Fragment. Comment Marielle Franco est utilisée par le système médiatique et politique pour justifier la politique sécuritaire et meurtrière du gouvernement ?
Qui se promène dans le quartier de Gavea à Rio doit s’arrêter manger chez « Lorena. Confiserie et restaurant ». Situé sur une petite place où stationnent taxis, marchands ambulants et, en permanence, une voiture de police de la ville de Rio, ce bar-restaurant-épicerie est un lieu populaire. Il accueille à longueur de journée ce peuple des taxis, des petits commerçants, des fonctionnaires de police, des ouvriers qui travaillent dans le quartier, des femmes de ménage qui nettoient les appartements des familles de la classe moyenne (pour beaucoup elles vivent dans la favela de Rocinha), des jeunes qui vont travailler sur les plages de Rio, des retraités qui trouvent ici un espace de socialisation convivial, etc.
Dimanche 18 mars, quatre jours après l’exécution de Marielle Franco et l’organisation de nombreuses mobilisations en son hommage (50 000 personnes à Rio, 30 000 à Sao Paulo ce même 18 mars), démarre sur Globo tv (principal média engagé dans la campagne contre la gauche et Lula) à 20h30 l’un des programmes les plus connus de la chaîne : « Fantastique : le show de la vie ». Mélange de journalisme sensationnel et de divertissement.
Tout le monde regarde chez « Lorena ». Émission spéciale. Monica, la compagne de Marielle, et toute la famille de la défunte icône ont accepté de parler, de raconter Marielle.
Étrange sensation du téléspectateur. Pourquoi la famille d’une militante politique accepte-t-elle d’entrer dans ce jeu médiatique ?
Présentation de la maison de Marielle, souvenirs intimes, bientôt les larmes coulent sans s’arrêter sur le visage de Monica. « Nous comprenons votre douleur » lâche la journaliste vedette. « Parlez nous encore ».
Et Monica s’effondre, elle pleure, elle parle. C’est ensuite le tour de la fille de Marielle, de ses parents.
Une certaine Marielle domine désormais le spectre médiatique national et international. Globo en est l’une des principales matrices. L’opinion se fabrique sous nos yeux chez « Lorena ».
Globo célèbre un individu qui s’est affirmé face à certains conservatismes de la société. Elle est femme, métisse, a quitté un mari pour une femme. Elle a toujours aimé sa communauté et donné de sa personne pour aider les autres.

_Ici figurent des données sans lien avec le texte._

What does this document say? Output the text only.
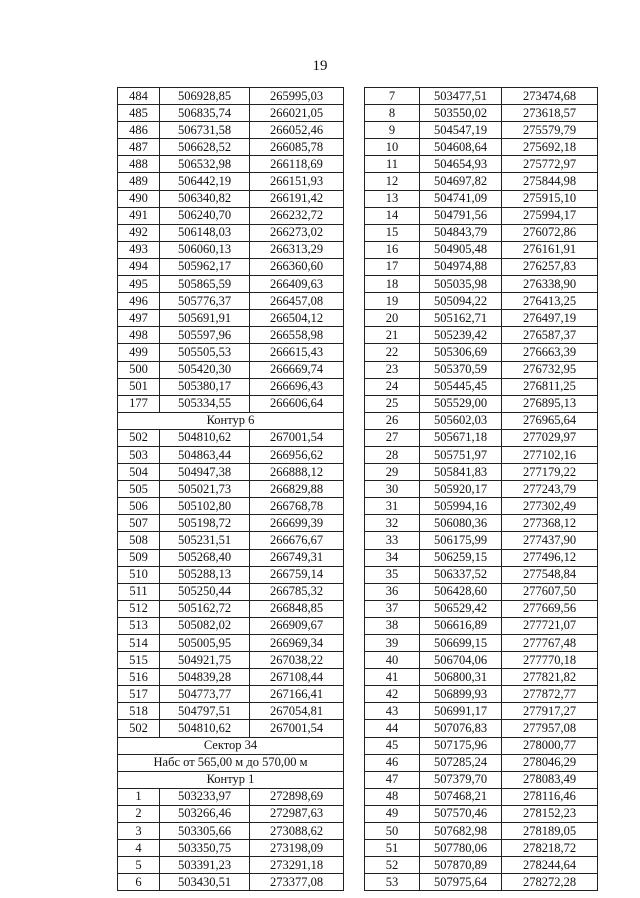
19
484	506928,85	265995,03
485	506835,74	266021,05
486	506731,58	266052,46
487	506628,52	266085,78
488	506532,98	266118,69
489	506442,19	266151,93
490	506340,82	266191,42
491	506240,70	266232,72
492	506148,03	266273,02
493	506060,13	266313,29
494	505962,17	266360,60
495	505865,59	266409,63
496	505776,37	266457,08
497	505691,91	266504,12
498	505597,96	266558,98
499	505505,53	266615,43
500	505420,30	266669,74
501	505380,17	266696,43
177	505334,55	266606,64
Контур 6		
502	504810,62	267001,54
503	504863,44	266956,62
504	504947,38	266888,12
505	505021,73	266829,88
506	505102,80	266768,78
507	505198,72	266699,39
508	505231,51	266676,67
509	505268,40	266749,31
510	505288,13	266759,14
511	505250,44	266785,32
512	505162,72	266848,85
513	505082,02	266909,67
514	505005,95	266969,34
515	504921,75	267038,22
516	504839,28	267108,44
517	504773,77	267166,41
518	504797,51	267054,81
502	504810,62	267001,54
Сектор 34		
Набс от 565,00 м до 570,00 м		
Контур 1		
1	503233,97	272898,69
2	503266,46	272987,63
3	503305,66	273088,62
4	503350,75	273198,09
5	503391,23	273291,18
6	503430,51	273377,08
7	503477,51	273474,68
8	503550,02	273618,57
9	504547,19	275579,79
10	504608,64	275692,18
11	504654,93	275772,97
12	504697,82	275844,98
13	504741,09	275915,10
14	504791,56	275994,17
15	504843,79	276072,86
16	504905,48	276161,91
17	504974,88	276257,83
18	505035,98	276338,90
19	505094,22	276413,25
20	505162,71	276497,19
21	505239,42	276587,37
22	505306,69	276663,39
23	505370,59	276732,95
24	505445,45	276811,25
25	505529,00	276895,13
26	505602,03	276965,64
27	505671,18	277029,97
28	505751,97	277102,16
29	505841,83	277179,22
30	505920,17	277243,79
31	505994,16	277302,49
32	506080,36	277368,12
33	506175,99	277437,90
34	506259,15	277496,12
35	506337,52	277548,84
36	506428,60	277607,50
37	506529,42	277669,56
38	506616,89	277721,07
39	506699,15	277767,48
40	506704,06	277770,18
41	506800,31	277821,82
42	506899,93	277872,77
43	506991,17	277917,27
44	507076,83	277957,08
45	507175,96	278000,77
46	507285,24	278046,29
47	507379,70	278083,49
48	507468,21	278116,46
49	507570,46	278152,23
50	507682,98	278189,05
51	507780,06	278218,72
52	507870,89	278244,64
53	507975,64	278272,28
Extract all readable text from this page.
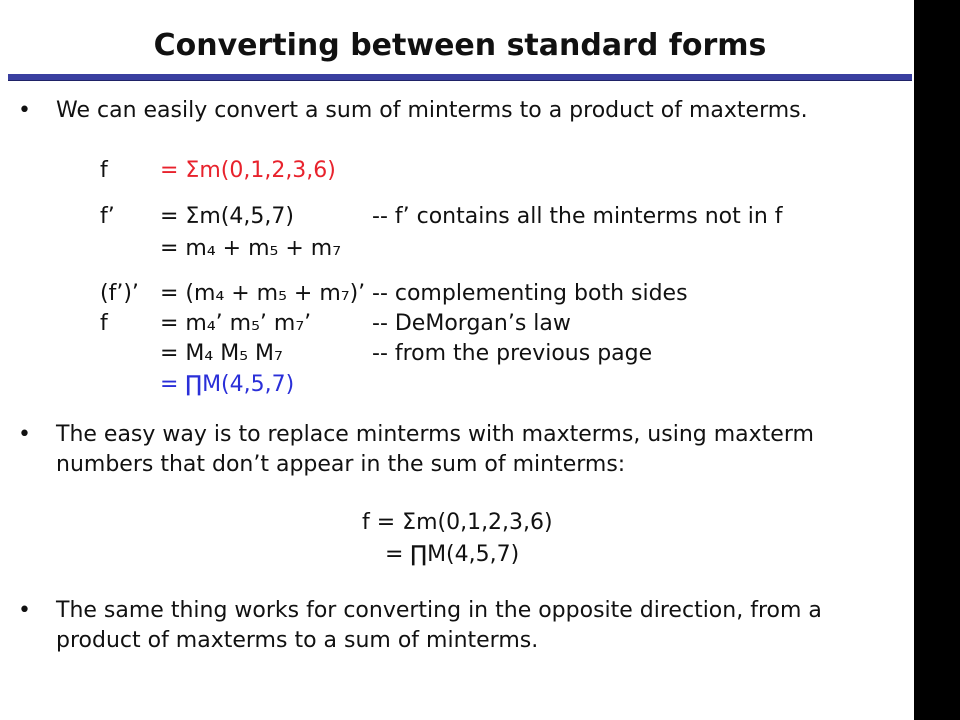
Converting between standard forms
• We can easily convert a sum of minterms to a product of maxterms.
f = Σm(0,1,2,3,6)
f’ = Σm(4,5,7)	-- f’ contains all the minterms not in f
= m₄ + m₅ + m₇
(f’)’ = (m₄ + m₅ + m₇)’ -- complementing both sides
f = m₄’ m₅’ m₇’	-- DeMorgan’s law
= M₄ M₅ M₇	-- from the previous page
= ∏M(4,5,7)
• The easy way is to replace minterms with maxterms, using maxterm
numbers that don’t appear in the sum of minterms:
f = Σm(0,1,2,3,6)
= ∏M(4,5,7)
• The same thing works for converting in the opposite direction, from a
product of maxterms to a sum of minterms.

Tout ceci est si vrai. Mais cette identité est sélective, elle n’est que le reflet partiel d’une militante dont la radicalité des positions est gommée. De sa critique des structures sociales et économiques qui produisent les conditions des rapports sociaux qu’elle combattait, de son engagement résolu contre l’intervention militaire dans les quartiers il ne reste rien. Quatre jours après sa disparition.
Le système peut accepter une partie des demandes d’émancipation individuelle dans la société si elles ne remettent pas structurellement en cause la hiérarchie économique et sociale. C’est le nouvel ordre intérieur qui explique pourquoi montée des revendications des libertés individuelles peut coïncider avec néoconservatisme économique et social, autoritarisme étatique. Donner là, désintégrer et réprimer ici.
Ce point est capital à analyser pour la gauche et les mouvements sociaux.
Pire dans le cas brésilien. Au lendemain des hommages à Marielle et de l’émission de Globo tv, O Globo, journal papier du mastodonte médiatique, titre : « Le gouvernement va dégager des crédits supplémentaires pour la sécurité » (voir photo).
Et d’annoncer que la police militaire remplacera la police de proximité (mise en place sous Lula) dans la favela de Rocinha .
L’icône Marielle reformatée est désormais utilisée pour la mise en place de politiques qu’elle combattait et pour lesquelles elle a été assassinée. Son image est désormais sa version acidulée. Marielle est morte ? Plus d’intervention militaire.
A la question : « Pourquoi des militants politiques qui combattent ce gouvernement et son allié Globo contribuent à cette manœuvre ? », aucune réponse.
Pendant ce temps, les jours s’égrènent – dans le silence médiatique – avant le possible emprisonnement de l’ancien président Lula qui signifierait l’élimination d’un projet plus favorable aux majorités populaires à l’élection présidentielle d’octobre 2018.